След человеческий - Полторацкий Виктор Васильевич. Страница 31

—      Вишь ты, как вызвездило! — замечает Чеканов.

Но глядит он не вверх, на небо, а вниз, на Волгу.

В ней, как в зеркале, отражается темное небо с золотой россыпью звезд.

В котелке закипает стерляжья уха. Старик варит ее по-волжски.

—      Ты такой, поди, и не ел. Городские-ту разве так могут.

Он в старых полинявших штанах, в холщовой рубахе без пояса. У него темные лохматые брови и нависшие горьковские усы. Неторопливо помешивая деревянной ложкой уху в котелке или подкладывая в костер сухие ветви орешника, рассказывает о своей жизни.

—      Так вот, мил ты мой человек, и живем. Пятьдесят шестой год-от. И все у Волги. И матросом-ту плавал, и в грузчиках-ту состоял, и старшим участка считался. Теперь вот здесь утвердился. Теперь уж шабаш. Года, мил ты мой, уж не те. Из возрасту вышел.

Он достает деревянную табакерку, нюхает, морщит нос, как бы готовясь чихнуть, но до этого дело не доходит, старик прячет табакерку в карман и продолжает:

— Оно, конечно, правду сказать, и здесь хлопотливо, иной раз по суткам из лодки не вылазаешь. Да по нонешней-то поре еще ничего. А вот в военную-то навигацию беда, да и только. Хозяйство-ту, слышь, на плесу подразорилось. Стекол для бакенов — и того не было. Думал, думал я, как быть, да и шасть в деревню. «Женщины, говорю,— а в деревне-то по случаю войны одни бабы остались,— женщины, говорю, Волга-ту, чай, не чужая. Выручать надо». Русский народ отзывчивый. Выручил. Принес я из деревни стекол, осветил Волгу — и на душе вроде бы стало полегче. А нынче туда-сюда. Нынче совсем подходяще.
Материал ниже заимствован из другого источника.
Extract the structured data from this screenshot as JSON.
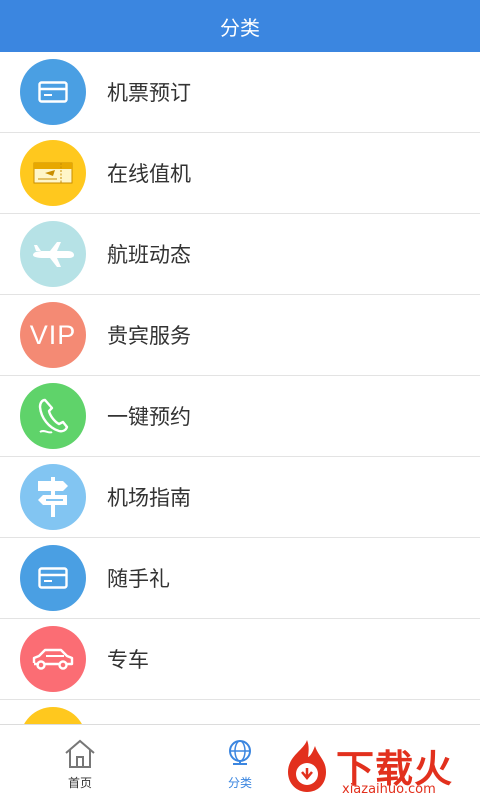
{
  "header": {
    "title": "分类"
  },
  "list": {
    "items": [
      {
        "label": "机票预订",
        "icon": "card-icon",
        "color": "#4a9fe3"
      },
      {
        "label": "在线值机",
        "icon": "boarding-pass-icon",
        "color": "#ffc81e"
      },
      {
        "label": "航班动态",
        "icon": "airplane-icon",
        "color": "#b6e2e6"
      },
      {
        "label": "贵宾服务",
        "icon": "vip-icon",
        "color": "#f48a74",
        "icon_text": "VIP"
      },
      {
        "label": "一键预约",
        "icon": "phone-icon",
        "color": "#5fd36a"
      },
      {
        "label": "机场指南",
        "icon": "signpost-icon",
        "color": "#82c5f2"
      },
      {
        "label": "随手礼",
        "icon": "card-icon",
        "color": "#4a9fe3"
      },
      {
        "label": "专车",
        "icon": "car-icon",
        "color": "#fb6d74"
      },
      {
        "label": "",
        "icon": "partial-icon",
        "color": "#ffc81e"
      }
    ]
  },
  "tabbar": {
    "home_label": "首页",
    "category_label": "分类",
    "active_color": "#3b86e0"
  },
  "watermark": {
    "text": "下载火",
    "sub": "xiazaihuo.com"
  }
}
Тут вот как-то приходит катер, и проздравляют меня, как все одно именинника. «Вас, говорят, Иван Павлович, пароходство премировало за отважную работу в военное время». Видал, как? — Старик засмеялся и, хитро подмигнув мне, повторил: — Видал? Я-то думал: живет Чеканов в своей будке и никто понятия о нем не имеет. А тут на-кася — премию! А ты, сталоть, сверху на «Ломоносове» прибежал? Пароходик-ту ничего, красивый. За войну-ту и поглядеть не на что было, для маскировки в серый цвет перекрашивались. А теперь снова в свой колер оделись. Не пароходы, а чистые лебеди! Да неш одни пароходы повеселели? — продолжал бакенщик.— На лю-дей-ту теперь не налюбуешься...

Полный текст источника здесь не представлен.